After the Spine Journal released its issue, Medtronic hired Yale University to oversee an independent review of the safety and effectiveness of Infuse. "This sounds eerily familiar to many of the transgressions we've read about from the pharmaceutical industry," Harlan Krumholz, a Yale professor of medicine who is overseeing the review, tells the paper.
"It paints a picture of a company very heavily involved in the science; marketing contaminating the science; and the medical profession and researchers being complicit," he adds. "It's no wonder the public has lost confidence in the drug and device industries."
The Senate report is quite lengthy - there are more than 2,300 pages - and make take some time to load, but here you can find the link right here.
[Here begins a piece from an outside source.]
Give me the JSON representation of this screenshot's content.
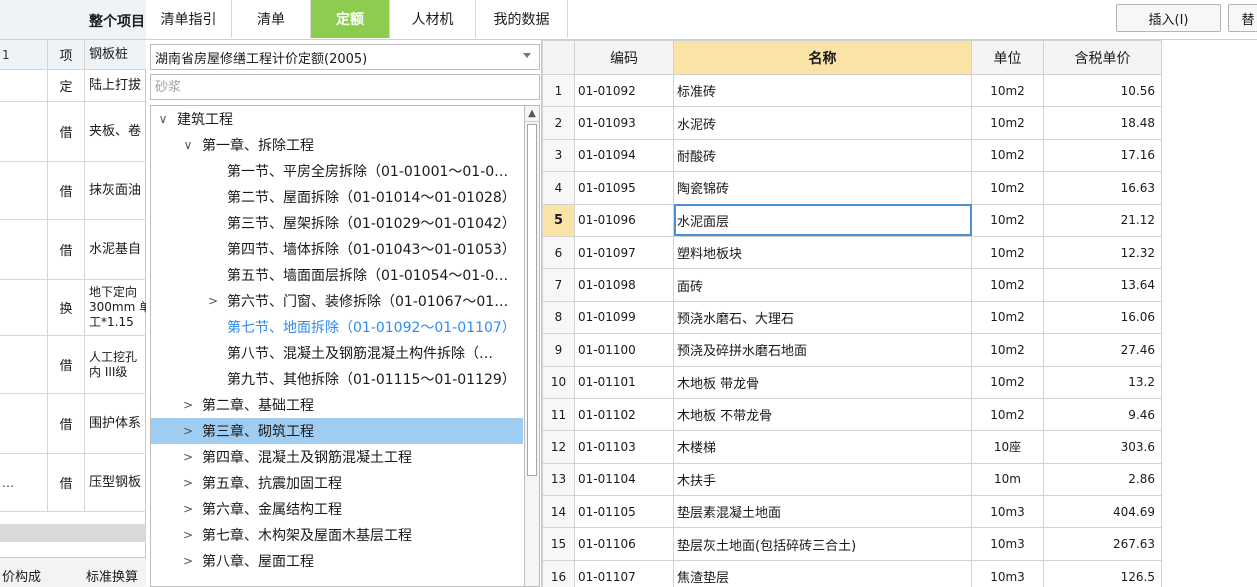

As for the interesting e-mail, the 2004 note was written by Julie Bearcroft, who was director of technology management in the Medtronic biologics marketing department, and she was involved in editing a 2005 article in the Journal of Bone and Joint Surgery. She recommended against publishing a full list of adverse events.
The complications had been seen in a clinical trial and formatted in a detailed table, according to an internal Medtronic email. But on her suggestion, the table was not included in the published paper. "I personally think it is appropriate to simply report the adverse events were equivalent in the two groups without the detail," Bearcroft wrote in a note on a draft of the article.
After the editing change was made, the lead author of the paper, a surgeon named Ken Burkus sent a draft to his co-authors with the note, "this manuscript documents the superiority in clinical and radiographic outcomes with (Infuse)..." He received $6.4 million from Medtronic from 1998 through 2010, according to the Senate documents. [The first reference to the e-mail can be found on page 9 of the report].